Credit: Sarah Gorlick
Every college serves cookies. Northwestern does 'em better with a weekly hot cookie bar. Warm, still-gooey, and fresh out of the oven, "you have to scoop them up from the tray with a giant spoon, and they melt right in your mouth. Combined with a little bit of ice cream and chocolate sauce, they taste like what I imagine everything is going to taste like in heaven."
Now throw in homemade fries that are "so good that I can almost forgive myself for the disgusting amount of them I always take" and fresh bread sticks "which are basically what I picture the lovechild of a passionate affair between Pizza Hut and Olive Garden would be like -- warm, doughy, and cheesy in the middle."
Wash it all down with chocolate milk that any cow would be proud to create. "It's the best chocolate milk I've ever had in my life. My family used to have a fu**ing milkman that would bring us bottles of fresh chocolate milk straight from the farm and that wasn't even close to as good as this."
Credit: Muhlenberg College Blogs
While you might experience some tasty licks at a Battle of the Bands, this Battle of the Chefs will actually fill your belly. Culinary pros from neighboring colleges duke it out by preparing "small portions of really good food", with students voting on a winner. Past themes include music, movies, tailgating, and the Seven Wonders of the World. One college kid raved, "It's the one time of year I would get in line and wait to eat dinner at 4:30 for cafeteria food. The amount of students waiting was amazing. I think Muhlenberg won every year."
ROGER WILLIAMS UNIVERSITY
Consider pickpocketing a clueless freshman for their ID just so you can eat here. There's a lobster and steak dinner (collegiate surf & turf, if you will), where "you can get a whole lobster or steak, baked potato, etc., those lobster cracker things and bibs and bowls for the table." And ambiance is key: "they cover the tables in paper like you were at a lobster or crab shack."

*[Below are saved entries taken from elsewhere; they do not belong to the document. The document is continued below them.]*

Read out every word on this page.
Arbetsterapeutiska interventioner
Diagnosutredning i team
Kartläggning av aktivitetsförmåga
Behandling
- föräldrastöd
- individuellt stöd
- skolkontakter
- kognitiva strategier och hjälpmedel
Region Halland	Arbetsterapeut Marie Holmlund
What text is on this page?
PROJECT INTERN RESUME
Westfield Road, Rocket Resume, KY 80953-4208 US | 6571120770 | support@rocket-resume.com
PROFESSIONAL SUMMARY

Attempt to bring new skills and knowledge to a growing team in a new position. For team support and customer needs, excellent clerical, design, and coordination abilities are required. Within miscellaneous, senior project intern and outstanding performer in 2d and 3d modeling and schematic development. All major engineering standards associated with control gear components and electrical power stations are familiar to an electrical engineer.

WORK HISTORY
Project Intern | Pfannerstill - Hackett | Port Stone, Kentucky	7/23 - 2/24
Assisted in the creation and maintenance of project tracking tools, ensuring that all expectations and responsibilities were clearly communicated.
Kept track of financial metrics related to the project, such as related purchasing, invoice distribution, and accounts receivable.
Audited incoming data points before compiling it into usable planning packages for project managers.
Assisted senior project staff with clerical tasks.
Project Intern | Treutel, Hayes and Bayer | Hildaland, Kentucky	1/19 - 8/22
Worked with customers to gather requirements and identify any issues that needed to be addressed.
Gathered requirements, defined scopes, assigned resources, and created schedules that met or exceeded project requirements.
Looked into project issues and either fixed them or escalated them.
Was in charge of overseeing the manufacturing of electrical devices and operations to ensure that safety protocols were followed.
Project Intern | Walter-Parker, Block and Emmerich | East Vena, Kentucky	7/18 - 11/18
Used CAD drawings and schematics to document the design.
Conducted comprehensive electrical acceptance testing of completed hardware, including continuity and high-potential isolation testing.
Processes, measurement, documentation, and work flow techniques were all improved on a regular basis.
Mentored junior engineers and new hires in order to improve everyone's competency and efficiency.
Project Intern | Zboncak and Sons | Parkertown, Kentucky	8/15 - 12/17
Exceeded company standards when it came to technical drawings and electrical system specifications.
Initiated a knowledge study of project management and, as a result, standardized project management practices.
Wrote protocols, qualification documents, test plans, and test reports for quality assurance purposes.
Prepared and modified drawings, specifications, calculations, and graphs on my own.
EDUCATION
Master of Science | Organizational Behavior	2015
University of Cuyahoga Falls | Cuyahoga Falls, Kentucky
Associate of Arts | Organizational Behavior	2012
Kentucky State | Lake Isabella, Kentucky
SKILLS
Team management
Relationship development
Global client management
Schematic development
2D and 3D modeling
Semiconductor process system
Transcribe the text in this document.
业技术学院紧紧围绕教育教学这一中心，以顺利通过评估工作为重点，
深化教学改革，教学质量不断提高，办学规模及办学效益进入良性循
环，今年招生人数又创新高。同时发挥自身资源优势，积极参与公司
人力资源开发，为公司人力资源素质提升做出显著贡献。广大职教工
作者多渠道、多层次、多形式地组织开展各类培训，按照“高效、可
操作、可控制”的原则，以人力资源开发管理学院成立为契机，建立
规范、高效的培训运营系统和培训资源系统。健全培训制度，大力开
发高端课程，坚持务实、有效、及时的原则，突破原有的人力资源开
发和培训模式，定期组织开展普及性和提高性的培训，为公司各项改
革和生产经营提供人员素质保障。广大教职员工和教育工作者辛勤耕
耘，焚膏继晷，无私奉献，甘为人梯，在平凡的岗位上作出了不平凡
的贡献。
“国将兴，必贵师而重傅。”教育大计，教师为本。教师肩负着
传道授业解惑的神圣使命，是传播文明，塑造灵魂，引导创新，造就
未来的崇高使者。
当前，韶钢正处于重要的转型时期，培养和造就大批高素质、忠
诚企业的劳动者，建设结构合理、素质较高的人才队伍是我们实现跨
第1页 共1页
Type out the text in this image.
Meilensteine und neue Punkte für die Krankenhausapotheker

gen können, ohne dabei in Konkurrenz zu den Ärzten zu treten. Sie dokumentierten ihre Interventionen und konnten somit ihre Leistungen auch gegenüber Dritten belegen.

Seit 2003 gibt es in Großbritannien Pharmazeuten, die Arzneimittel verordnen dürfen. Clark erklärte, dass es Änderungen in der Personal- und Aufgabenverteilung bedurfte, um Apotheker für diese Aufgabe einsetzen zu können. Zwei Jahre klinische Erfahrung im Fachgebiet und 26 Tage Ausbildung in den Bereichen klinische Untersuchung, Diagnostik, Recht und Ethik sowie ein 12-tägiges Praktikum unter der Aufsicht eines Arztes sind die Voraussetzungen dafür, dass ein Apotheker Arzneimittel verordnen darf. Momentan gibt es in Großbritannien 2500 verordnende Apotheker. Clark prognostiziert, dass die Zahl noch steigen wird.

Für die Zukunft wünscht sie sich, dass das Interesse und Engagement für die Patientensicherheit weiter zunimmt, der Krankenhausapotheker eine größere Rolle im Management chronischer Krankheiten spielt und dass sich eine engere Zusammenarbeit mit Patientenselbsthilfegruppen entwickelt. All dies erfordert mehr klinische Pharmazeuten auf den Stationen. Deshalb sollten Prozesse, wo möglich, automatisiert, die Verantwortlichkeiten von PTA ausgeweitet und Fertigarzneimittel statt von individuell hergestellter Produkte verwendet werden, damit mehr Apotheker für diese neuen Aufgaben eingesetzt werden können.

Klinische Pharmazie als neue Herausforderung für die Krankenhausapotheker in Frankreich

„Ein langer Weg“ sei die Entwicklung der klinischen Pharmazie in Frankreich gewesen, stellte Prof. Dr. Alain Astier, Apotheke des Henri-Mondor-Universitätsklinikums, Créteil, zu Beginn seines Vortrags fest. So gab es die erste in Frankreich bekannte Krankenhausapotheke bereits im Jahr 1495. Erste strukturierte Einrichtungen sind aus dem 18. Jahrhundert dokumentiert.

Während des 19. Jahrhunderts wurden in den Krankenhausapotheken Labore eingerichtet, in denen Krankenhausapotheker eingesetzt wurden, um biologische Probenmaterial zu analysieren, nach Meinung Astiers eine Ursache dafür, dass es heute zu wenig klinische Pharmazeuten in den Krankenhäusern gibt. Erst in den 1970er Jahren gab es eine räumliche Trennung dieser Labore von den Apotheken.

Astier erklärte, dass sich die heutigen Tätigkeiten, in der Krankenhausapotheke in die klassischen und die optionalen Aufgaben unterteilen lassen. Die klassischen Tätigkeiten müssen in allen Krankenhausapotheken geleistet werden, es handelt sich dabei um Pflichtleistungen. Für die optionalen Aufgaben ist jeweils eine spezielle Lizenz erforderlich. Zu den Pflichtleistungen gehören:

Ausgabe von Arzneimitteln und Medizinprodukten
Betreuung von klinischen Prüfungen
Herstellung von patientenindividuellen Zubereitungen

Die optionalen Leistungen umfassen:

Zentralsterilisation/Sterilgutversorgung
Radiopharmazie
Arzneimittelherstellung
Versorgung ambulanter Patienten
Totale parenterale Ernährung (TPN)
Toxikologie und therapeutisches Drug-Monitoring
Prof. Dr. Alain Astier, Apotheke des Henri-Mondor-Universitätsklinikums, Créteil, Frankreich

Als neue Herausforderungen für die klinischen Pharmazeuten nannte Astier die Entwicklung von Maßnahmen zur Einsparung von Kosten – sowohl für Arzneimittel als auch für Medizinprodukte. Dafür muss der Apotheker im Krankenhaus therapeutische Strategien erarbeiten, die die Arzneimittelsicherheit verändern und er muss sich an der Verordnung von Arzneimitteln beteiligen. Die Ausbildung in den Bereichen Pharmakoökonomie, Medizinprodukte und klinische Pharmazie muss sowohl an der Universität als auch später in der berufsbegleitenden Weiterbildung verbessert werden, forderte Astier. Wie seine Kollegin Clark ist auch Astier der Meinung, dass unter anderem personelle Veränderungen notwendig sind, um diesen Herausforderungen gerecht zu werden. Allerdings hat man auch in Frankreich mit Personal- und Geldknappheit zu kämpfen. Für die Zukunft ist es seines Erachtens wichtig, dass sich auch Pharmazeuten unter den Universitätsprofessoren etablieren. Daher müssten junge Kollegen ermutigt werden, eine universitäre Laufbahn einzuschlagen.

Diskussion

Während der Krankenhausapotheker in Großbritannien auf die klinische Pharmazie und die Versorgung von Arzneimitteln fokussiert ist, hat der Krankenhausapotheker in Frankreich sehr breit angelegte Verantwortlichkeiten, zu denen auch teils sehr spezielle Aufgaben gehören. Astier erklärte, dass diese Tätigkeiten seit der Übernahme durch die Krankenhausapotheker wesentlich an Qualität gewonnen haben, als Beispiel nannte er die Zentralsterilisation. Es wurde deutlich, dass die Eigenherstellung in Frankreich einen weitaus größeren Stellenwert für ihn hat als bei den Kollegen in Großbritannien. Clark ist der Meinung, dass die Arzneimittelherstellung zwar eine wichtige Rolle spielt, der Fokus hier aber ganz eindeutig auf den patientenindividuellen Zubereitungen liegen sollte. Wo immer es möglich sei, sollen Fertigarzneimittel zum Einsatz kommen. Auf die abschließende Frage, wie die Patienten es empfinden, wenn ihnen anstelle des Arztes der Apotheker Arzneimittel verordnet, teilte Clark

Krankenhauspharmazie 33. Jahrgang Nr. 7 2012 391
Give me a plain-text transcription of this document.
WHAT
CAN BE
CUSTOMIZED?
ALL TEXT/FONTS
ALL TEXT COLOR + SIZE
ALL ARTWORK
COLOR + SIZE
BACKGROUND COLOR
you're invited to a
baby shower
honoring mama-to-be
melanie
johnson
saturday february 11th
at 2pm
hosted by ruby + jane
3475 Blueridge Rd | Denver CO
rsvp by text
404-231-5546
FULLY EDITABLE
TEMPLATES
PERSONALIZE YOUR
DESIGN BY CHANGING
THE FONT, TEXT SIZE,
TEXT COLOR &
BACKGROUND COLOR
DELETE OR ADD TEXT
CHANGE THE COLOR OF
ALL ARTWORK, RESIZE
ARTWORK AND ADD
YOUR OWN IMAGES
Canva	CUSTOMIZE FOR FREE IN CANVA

They also put on a Thanksgiving feast that is "amazing, like balls to the wall so good" featuring a carving station, classic Turkey Day favorites, bread cornucopias, and dishes served in freaking pumpkins. The holiday fun continues on Valentine's Day, when they break out "chocolate fountains with white, milk, dark, Rice Krispies, pretzels, and strawberries." And studying in the Ocean State has its perks when it comes to the Eat Local Challenge, which includes oyster shucking. Oh, and local wine and beer tastings.
Credit: Nina Lerner
JOHNS HOPKINS UNIVERSITY
Once a month, JHU students get to brunch in style, complete with a live jazz band, at their Sterling Brunch. During this event, they "serve the fanciest sh*t, like baked brie, shrimp cocktail, and bananas Foster". This caf is so indulgent that former favorites just don't taste like they used to. "Every day there's a machine that makes fresh-squeezed orange juice. It's so good that now we're spoiled -- I can never have Tropicana again." Think about that while you buy your $5 cup of OJ from the deli. And let's not forget the time they had "HUGE 14oz steaks for every person." Is this a college or a Ruth's Chris?